Cigarettes, narcotics, painkillers, mood elevators, tranquilizers, antianxiety and attention deficit drugs, alcohol and the other controlled substance analogs, create their addictions by stimulating an increase in the synthesis of these pleasing or blissful receptors.
The ultimate blissful drug is opium. Called the joy plant in present day Iraq, this plant contains morphine, the unrivaled king of producing euphoria.
The effectiveness of opioids in relieving pain is likewise unrivaled, as is their potential for addiction. Opioid-like drugs, the strongest drugs prescribed to relieve pain, act by binding to a select group of receptors (known as mu) in the brain. Unfortunately those drugs, Vicodin, Oxycontin, and Percocet are extremely addictive. And more unfortunately, is the ease with which they can be obtained. Especially when they are stocked in
There is an alarming increase in teenage abuse of these opioid drugs, courtesy of their parent’s medicine cabinets. Together with the psychostimulants, Adderall and Ritalin, two drugs used to treat attention deficit disorders, a new generation of Americans will develop addictions to drugs.
Brain activity is affected by drugs because they bind to the same receptors as the neurotransmitters that regulate mood, motivation and drive. The more frequent a person is exposed to a substance, an image, a feeling, the more intense the urge becomes.
Receptors become more sensitive to stimuli, the more they are exposed to them. Receptors are also more sensitive when they exist in higher numbers. So much so, that the chemistry of the brain can be significantly altered with just the expectation or thought of gratification.

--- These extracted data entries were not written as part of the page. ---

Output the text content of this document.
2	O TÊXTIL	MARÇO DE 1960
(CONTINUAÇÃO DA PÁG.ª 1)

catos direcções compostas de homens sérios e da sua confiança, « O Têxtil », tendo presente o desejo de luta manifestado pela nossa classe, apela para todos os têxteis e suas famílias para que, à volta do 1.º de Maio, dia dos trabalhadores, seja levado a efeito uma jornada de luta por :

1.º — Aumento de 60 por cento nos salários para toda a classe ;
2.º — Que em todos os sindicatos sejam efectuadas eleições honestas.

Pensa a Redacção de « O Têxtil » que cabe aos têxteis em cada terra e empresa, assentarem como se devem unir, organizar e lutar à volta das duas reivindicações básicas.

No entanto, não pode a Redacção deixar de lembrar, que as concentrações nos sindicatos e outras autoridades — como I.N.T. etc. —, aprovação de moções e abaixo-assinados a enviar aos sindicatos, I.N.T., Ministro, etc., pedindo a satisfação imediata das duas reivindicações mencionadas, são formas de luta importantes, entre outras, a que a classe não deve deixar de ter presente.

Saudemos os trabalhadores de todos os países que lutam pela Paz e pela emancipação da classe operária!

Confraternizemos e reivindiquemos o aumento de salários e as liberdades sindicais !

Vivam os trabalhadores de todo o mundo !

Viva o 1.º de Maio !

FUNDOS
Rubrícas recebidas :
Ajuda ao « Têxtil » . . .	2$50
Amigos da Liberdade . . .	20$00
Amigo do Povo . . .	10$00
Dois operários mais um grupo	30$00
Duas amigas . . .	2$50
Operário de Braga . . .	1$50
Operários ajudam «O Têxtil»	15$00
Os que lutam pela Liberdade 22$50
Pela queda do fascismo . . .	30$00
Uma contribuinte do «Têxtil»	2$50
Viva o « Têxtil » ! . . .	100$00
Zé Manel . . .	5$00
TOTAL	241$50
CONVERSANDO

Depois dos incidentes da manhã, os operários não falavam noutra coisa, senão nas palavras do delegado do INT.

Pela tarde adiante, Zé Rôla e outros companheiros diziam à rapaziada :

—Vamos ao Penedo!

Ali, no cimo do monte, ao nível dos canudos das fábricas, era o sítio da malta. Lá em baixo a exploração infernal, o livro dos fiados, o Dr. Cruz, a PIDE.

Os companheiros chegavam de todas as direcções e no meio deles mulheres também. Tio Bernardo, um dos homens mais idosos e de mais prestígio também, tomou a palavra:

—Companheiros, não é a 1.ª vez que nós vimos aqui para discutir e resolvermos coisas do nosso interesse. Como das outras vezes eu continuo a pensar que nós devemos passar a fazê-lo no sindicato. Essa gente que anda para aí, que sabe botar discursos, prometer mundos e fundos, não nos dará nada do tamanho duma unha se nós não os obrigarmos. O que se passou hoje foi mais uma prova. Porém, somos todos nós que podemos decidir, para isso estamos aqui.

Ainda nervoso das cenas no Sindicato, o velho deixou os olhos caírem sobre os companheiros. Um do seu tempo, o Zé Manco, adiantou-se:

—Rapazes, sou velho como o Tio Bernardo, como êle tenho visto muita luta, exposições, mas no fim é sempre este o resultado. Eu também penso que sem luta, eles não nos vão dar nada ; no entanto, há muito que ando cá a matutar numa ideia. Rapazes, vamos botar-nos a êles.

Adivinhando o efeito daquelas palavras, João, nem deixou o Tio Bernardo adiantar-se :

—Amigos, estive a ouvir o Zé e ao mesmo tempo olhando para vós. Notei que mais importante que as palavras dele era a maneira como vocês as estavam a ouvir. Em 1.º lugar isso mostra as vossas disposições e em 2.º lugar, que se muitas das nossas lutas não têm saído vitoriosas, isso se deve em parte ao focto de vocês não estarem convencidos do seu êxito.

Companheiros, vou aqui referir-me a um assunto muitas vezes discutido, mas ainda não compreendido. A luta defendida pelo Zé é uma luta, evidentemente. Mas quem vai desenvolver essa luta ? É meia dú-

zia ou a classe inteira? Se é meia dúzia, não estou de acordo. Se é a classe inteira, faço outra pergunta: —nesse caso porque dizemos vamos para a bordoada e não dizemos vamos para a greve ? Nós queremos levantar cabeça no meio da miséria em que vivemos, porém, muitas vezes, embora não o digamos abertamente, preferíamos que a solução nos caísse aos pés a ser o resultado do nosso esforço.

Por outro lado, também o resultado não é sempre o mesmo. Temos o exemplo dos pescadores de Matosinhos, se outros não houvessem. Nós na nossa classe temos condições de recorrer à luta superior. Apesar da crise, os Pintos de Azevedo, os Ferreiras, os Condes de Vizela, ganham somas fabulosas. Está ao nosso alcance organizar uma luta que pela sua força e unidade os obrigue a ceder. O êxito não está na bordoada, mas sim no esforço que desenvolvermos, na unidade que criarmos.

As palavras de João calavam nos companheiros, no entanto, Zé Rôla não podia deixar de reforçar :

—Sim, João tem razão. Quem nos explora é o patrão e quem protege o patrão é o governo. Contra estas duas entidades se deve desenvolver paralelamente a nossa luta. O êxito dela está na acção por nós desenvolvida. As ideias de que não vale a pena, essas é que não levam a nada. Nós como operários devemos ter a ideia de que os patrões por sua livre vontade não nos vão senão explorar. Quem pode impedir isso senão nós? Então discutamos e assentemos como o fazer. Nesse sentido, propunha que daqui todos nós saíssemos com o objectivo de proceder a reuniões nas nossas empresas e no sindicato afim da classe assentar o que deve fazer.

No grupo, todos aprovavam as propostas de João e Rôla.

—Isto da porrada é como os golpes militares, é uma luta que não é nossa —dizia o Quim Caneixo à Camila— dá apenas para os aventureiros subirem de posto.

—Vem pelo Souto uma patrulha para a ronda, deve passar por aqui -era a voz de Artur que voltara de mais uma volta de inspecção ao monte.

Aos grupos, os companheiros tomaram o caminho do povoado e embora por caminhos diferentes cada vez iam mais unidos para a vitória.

Fast-food restaurants capitalize on this by serving food that is rich in fat while snack manufacturers embed their products with high fructose corn syrup and genetically modified foods. (GMFs). The signals that are sent from the taste receptors in the mouth are computed via a series of bindings that occur in the brain.
Consumers disregard the lack of taste and nutrition in these foods but choose them because the chemical changes in the brain gives them that same feeling of euphoria, although to a less profound extent, that opiods provide.